Tuesday, February 28, 2017

Real estate indicators from HFF Director Jordan Angel in HFF's San Francisco office and HFF Director Jeff Sause in HFF's Los Angeles office. 

As the creative office phenomena continues to spread throughout markets across the West Coast, we evaluate the lending trends developers are subject to when converting older buildings to creative office. Although creative office has been around for decades in various forms, the inventory has been increasing dramatically since the Great Recession. Starting with technology companies and spreading into more traditional FIRE (finance, insurance and real estate) tenants, the open work space creative build-out continues to grow in popularity to attract younger workers.

Landlords have found that the space and amenity needs for tenants is changing and that having more collaborative space, outdoor areas and walkable amenities are no longer a perk but a must in attracting the best talent. Therefore, many landlords are renovating their buildings to meet the demands of today’s tenants.

Unfortunately, attributes inherent to creative office space are difficult for lenders. Renovated projects are usually from older office or industrial product, so there is a vintage issue. Landlords also put large capital improvement dollars into the renovation to make the space look like new, which helps them achieve top-of-the-market rents, but can also cause their basis to be higher than traditional Class A office product. Lastly, creative office typically has non-credit tenants paying rents that are difficult to comp.

The standard creative office reposition is usually done on a speculative basis, meaning periods of no tenancy or income. Banks continue to struggle to finance vacant buildings on a non-recourse basis, so we have seen more and more debt funds and specialty finance lenders step in to fill the gap. This means that you need to approach a variety of lenders to understand your options. The economics between banks and alternative sources of capital are stark. If you can get a bank interested then the financing is likely within the ±55 percent loan-to-cost range with pricing in the low 300 over LIBOR range, and often has an element of principal repayment guarantee. If you miss with the banks then a typical debt fund execution will be in the ±65 percent loan-to-cost range, however pricing is typically north of 450 over LIBOR, although guarantees will be limited to a completion guarantee.

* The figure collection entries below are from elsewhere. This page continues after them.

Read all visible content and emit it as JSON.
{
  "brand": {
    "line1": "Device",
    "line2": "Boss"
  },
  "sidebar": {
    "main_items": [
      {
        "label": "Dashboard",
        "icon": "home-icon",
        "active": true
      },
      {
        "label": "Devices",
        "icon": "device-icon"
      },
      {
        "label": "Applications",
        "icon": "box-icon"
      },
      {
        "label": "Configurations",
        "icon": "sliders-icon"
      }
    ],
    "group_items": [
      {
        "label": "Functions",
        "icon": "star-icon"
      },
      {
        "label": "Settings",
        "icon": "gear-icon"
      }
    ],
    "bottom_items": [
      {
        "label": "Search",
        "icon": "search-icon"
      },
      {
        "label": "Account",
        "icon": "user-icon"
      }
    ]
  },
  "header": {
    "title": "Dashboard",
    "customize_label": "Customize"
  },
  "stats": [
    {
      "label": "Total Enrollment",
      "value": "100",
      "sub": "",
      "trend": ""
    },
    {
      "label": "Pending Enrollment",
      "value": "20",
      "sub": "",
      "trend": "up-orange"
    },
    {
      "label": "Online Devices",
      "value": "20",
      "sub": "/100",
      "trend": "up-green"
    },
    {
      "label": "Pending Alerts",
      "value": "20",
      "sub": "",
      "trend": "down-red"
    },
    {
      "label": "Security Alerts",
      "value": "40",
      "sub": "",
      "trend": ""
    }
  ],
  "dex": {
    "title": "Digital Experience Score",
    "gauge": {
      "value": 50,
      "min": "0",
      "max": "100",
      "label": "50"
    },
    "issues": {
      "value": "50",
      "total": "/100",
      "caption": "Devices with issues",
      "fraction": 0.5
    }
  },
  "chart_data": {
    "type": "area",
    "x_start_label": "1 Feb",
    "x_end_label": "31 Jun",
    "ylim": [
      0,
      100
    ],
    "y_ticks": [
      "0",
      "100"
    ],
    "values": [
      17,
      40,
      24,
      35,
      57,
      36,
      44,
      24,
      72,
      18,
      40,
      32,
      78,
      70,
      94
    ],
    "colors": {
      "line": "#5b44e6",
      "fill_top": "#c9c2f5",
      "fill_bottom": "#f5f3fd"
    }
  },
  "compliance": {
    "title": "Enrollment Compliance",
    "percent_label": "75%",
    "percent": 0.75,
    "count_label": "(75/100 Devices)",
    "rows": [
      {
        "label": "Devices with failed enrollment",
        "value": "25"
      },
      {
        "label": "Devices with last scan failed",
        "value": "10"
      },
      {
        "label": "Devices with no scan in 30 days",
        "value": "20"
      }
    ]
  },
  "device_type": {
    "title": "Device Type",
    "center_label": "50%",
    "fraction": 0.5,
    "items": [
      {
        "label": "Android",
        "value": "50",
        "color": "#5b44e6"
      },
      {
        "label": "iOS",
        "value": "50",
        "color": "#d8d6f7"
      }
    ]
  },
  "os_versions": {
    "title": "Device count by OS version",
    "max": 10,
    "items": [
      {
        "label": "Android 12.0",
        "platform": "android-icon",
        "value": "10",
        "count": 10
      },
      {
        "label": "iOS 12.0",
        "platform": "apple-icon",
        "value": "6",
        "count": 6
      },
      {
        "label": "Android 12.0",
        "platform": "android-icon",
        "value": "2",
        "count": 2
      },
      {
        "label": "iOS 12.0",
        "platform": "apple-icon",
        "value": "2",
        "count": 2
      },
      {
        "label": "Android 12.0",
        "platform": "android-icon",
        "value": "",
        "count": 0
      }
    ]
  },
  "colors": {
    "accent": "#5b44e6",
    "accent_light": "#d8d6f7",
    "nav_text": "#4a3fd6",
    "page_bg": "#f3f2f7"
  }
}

Upon stabilization, CMBS lenders tend to be a great source of longer term capital for creative office buildings due to the higher price per square foot requests and roll-over schedules of non-credit tenants. Low turnover costs help lenders get more comfortable with potential near term roll and/or more speculative credit on tenants.

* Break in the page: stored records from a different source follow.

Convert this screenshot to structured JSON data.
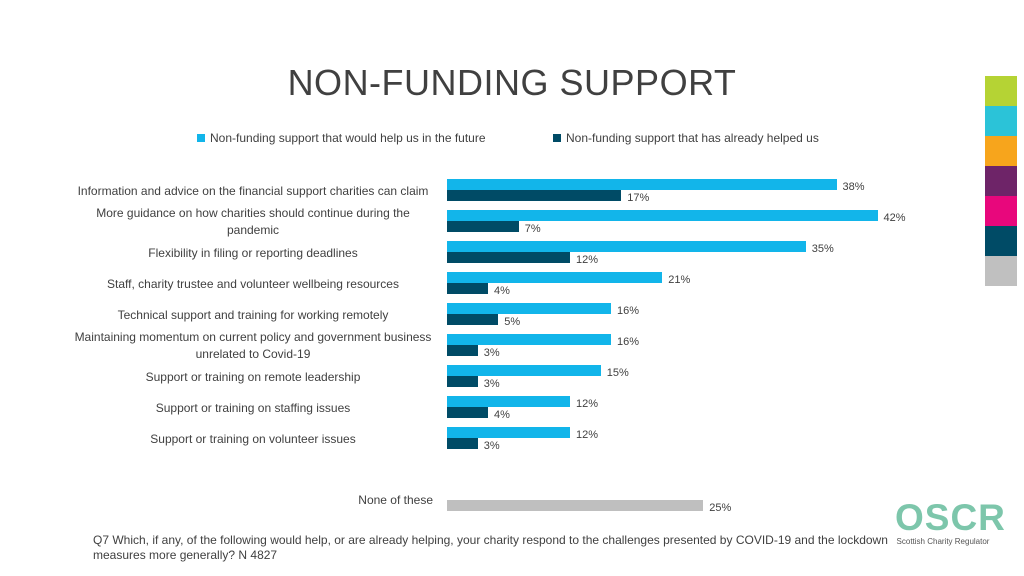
{
  "chart_data": {
    "type": "bar",
    "orientation": "horizontal",
    "title": "NON-FUNDING SUPPORT",
    "legend_position": "top",
    "categories": [
      "Information and advice on the financial support charities can claim",
      "More guidance on how charities should continue during the pandemic",
      "Flexibility in filing or reporting deadlines",
      "Staff, charity trustee and volunteer wellbeing resources",
      "Technical support and training for working remotely",
      "Maintaining momentum on current policy and government business unrelated to Covid-19",
      "Support or training on remote leadership",
      "Support or training on staffing issues",
      "Support or training on volunteer issues"
    ],
    "series": [
      {
        "name": "Non-funding support that would help us in the future",
        "color": "#12b5ea",
        "values": [
          38,
          42,
          35,
          21,
          16,
          16,
          15,
          12,
          12
        ]
      },
      {
        "name": "Non-funding support that has already helped us",
        "color": "#004b66",
        "values": [
          17,
          7,
          12,
          4,
          5,
          3,
          3,
          4,
          3
        ]
      }
    ],
    "extra": {
      "category": "None of these",
      "value": 25,
      "color": "#bfbfbf"
    },
    "value_suffix": "%",
    "grid": false
  },
  "footnote": "Q7 Which, if any, of the following would help, or are already helping, your charity respond to the challenges presented by COVID-19 and the lockdown measures more generally? N 4827",
  "color_stripes": [
    "#b5d334",
    "#2bc3d8",
    "#f7a51c",
    "#6e2468",
    "#e8077c",
    "#004b66",
    "#c0c0c0"
  ],
  "logo": {
    "text": "OSCR",
    "subtitle": "Scottish Charity Regulator",
    "color": "#7dc6ab"
  }
}
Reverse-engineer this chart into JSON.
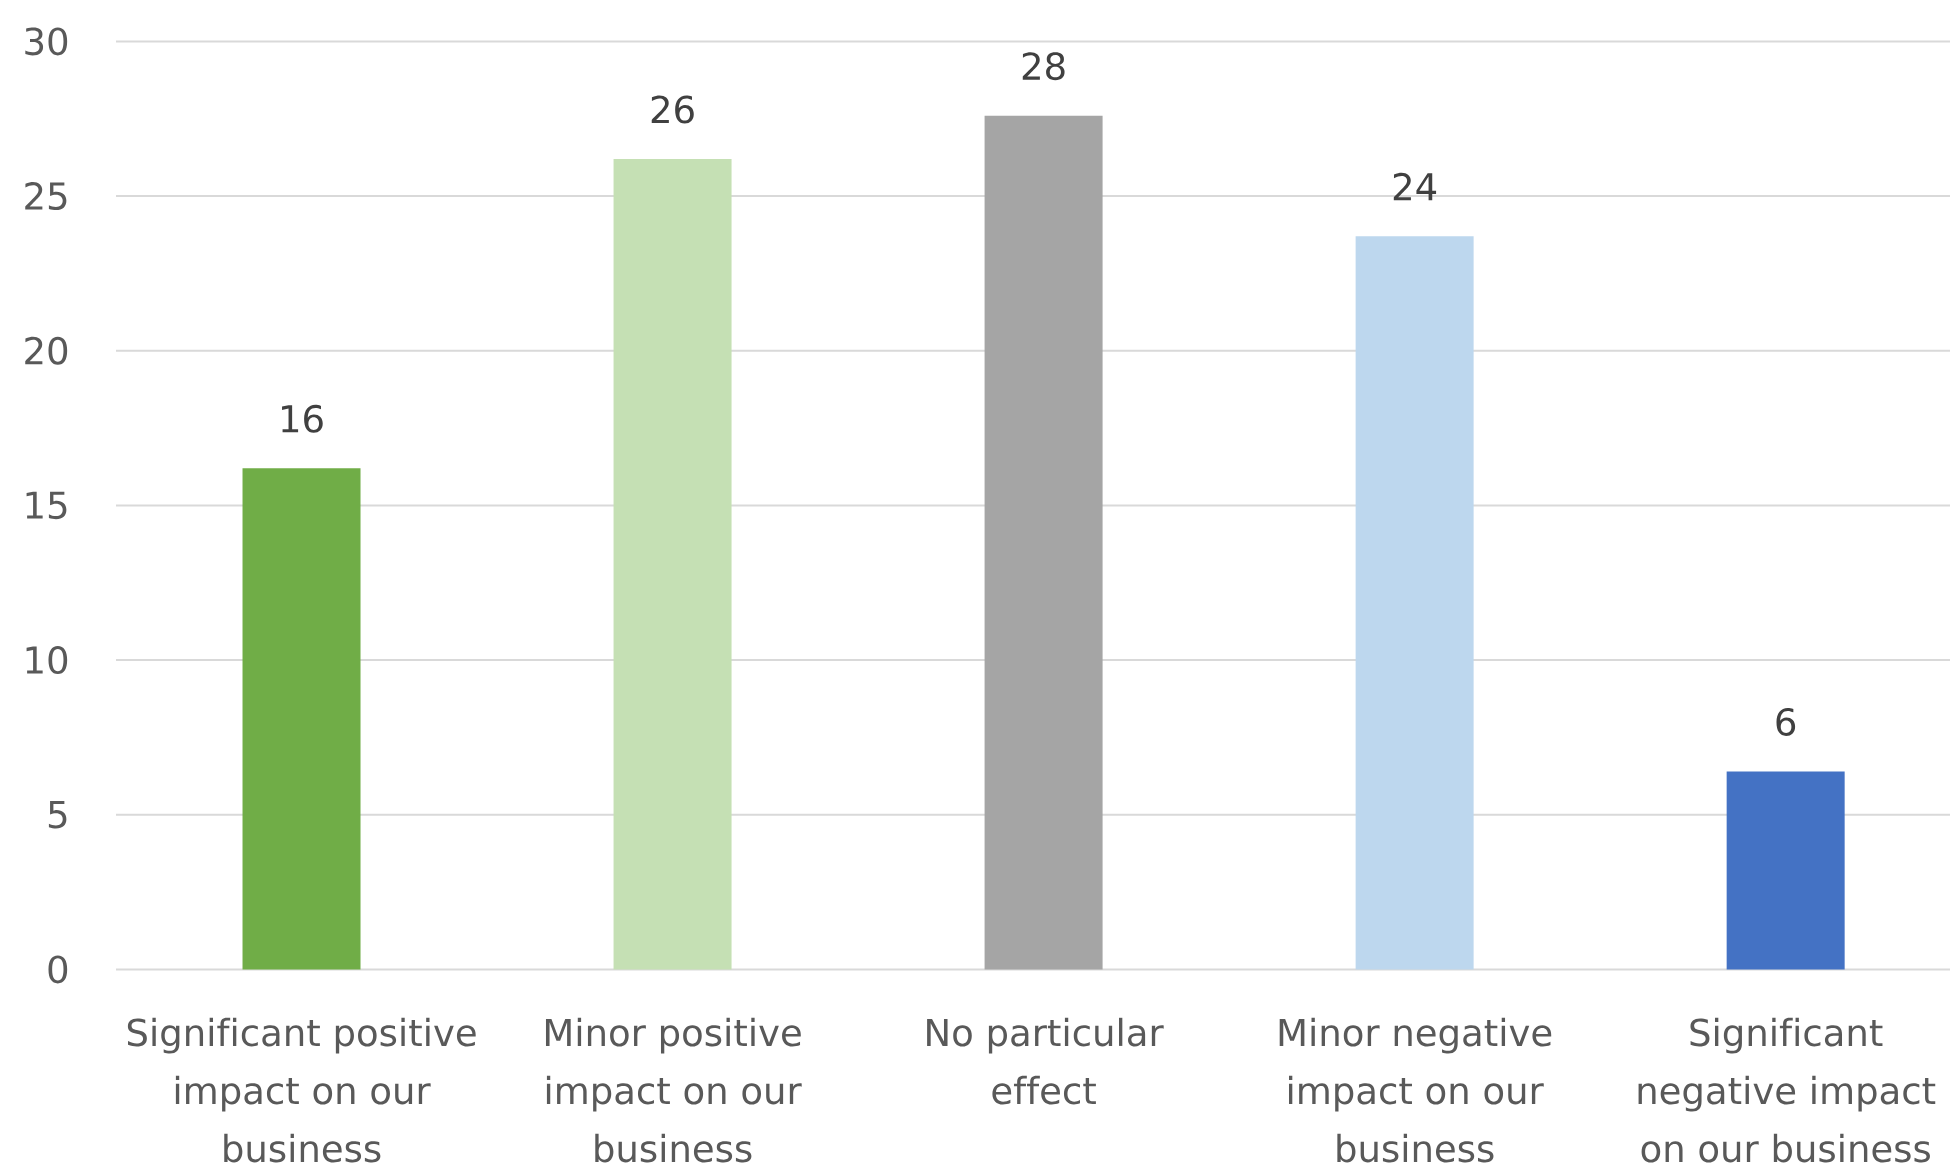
{
  "chart_data": {
    "type": "bar",
    "categories": [
      "Significant positive impact on our business",
      "Minor positive impact on our business",
      "No particular effect",
      "Minor negative impact on our business",
      "Significant negative impact on our business"
    ],
    "values": [
      16.2,
      26.2,
      27.6,
      23.7,
      6.4
    ],
    "value_labels": [
      "16",
      "26",
      "28",
      "24",
      "6"
    ],
    "colors": [
      "#70ad47",
      "#c5e0b4",
      "#a5a5a5",
      "#bdd7ee",
      "#4472c4"
    ],
    "ylim": [
      0,
      30
    ],
    "yticks": [
      0,
      5,
      10,
      15,
      20,
      25,
      30
    ],
    "grid": "y"
  }
}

The final takeaway is that you need to go wide on these opportunities and be sure you are talking to all relevant sources of capital. Although it’s difficult to get banks to do creative office conversion loans the economics are compelling enough that you can’t overlook them.

About Jordan Angel

Jordan Angel is a director in the San Francisco office of HFF with more than 15 years of commercial real estate experience. He focuses primarily on debt and equity placement transactions throughout the western United States.

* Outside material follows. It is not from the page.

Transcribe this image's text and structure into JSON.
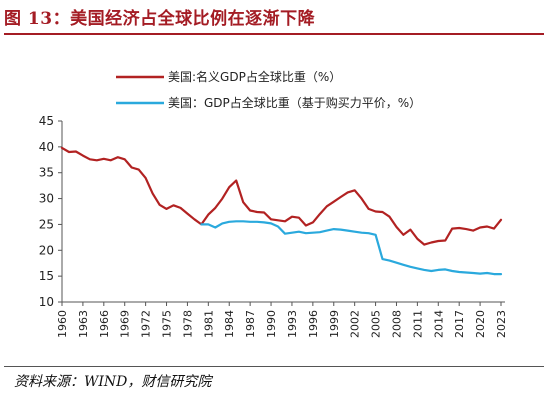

Mr. Angel joined the firm in March 2014. Prior to joining HFF, he worked most recently as an executive director at Barry Slatt Mortgage Company. He has secured billions of dollars in debt and equity for retail, industrial, office, multi-housing, mixed-use and other commercial property types.



About Jeff Sause

Jeff Sause is a director in the Los Angeles office of HFF with more than eight years of experience in commercial real estate. He is primarily responsible for sourcing, underwriting and closing debt and equity investments for commercial real estate owners and developers. Mr. Sause has completed 129 transactions totaling nearly $2.8 billion of capital during his time at HFF.

Mr. Sause joined the firm in March 2011 as an Analyst. Prior to HFF, Mr. Sause worked on an investment sales team and as a research analyst at Cushman & Wakefield in Los Angeles. Mr. Sause grew up in Los Angeles, attended Loyola High School and then the University of California at Berkeley, where he received a bachelor's in Economics.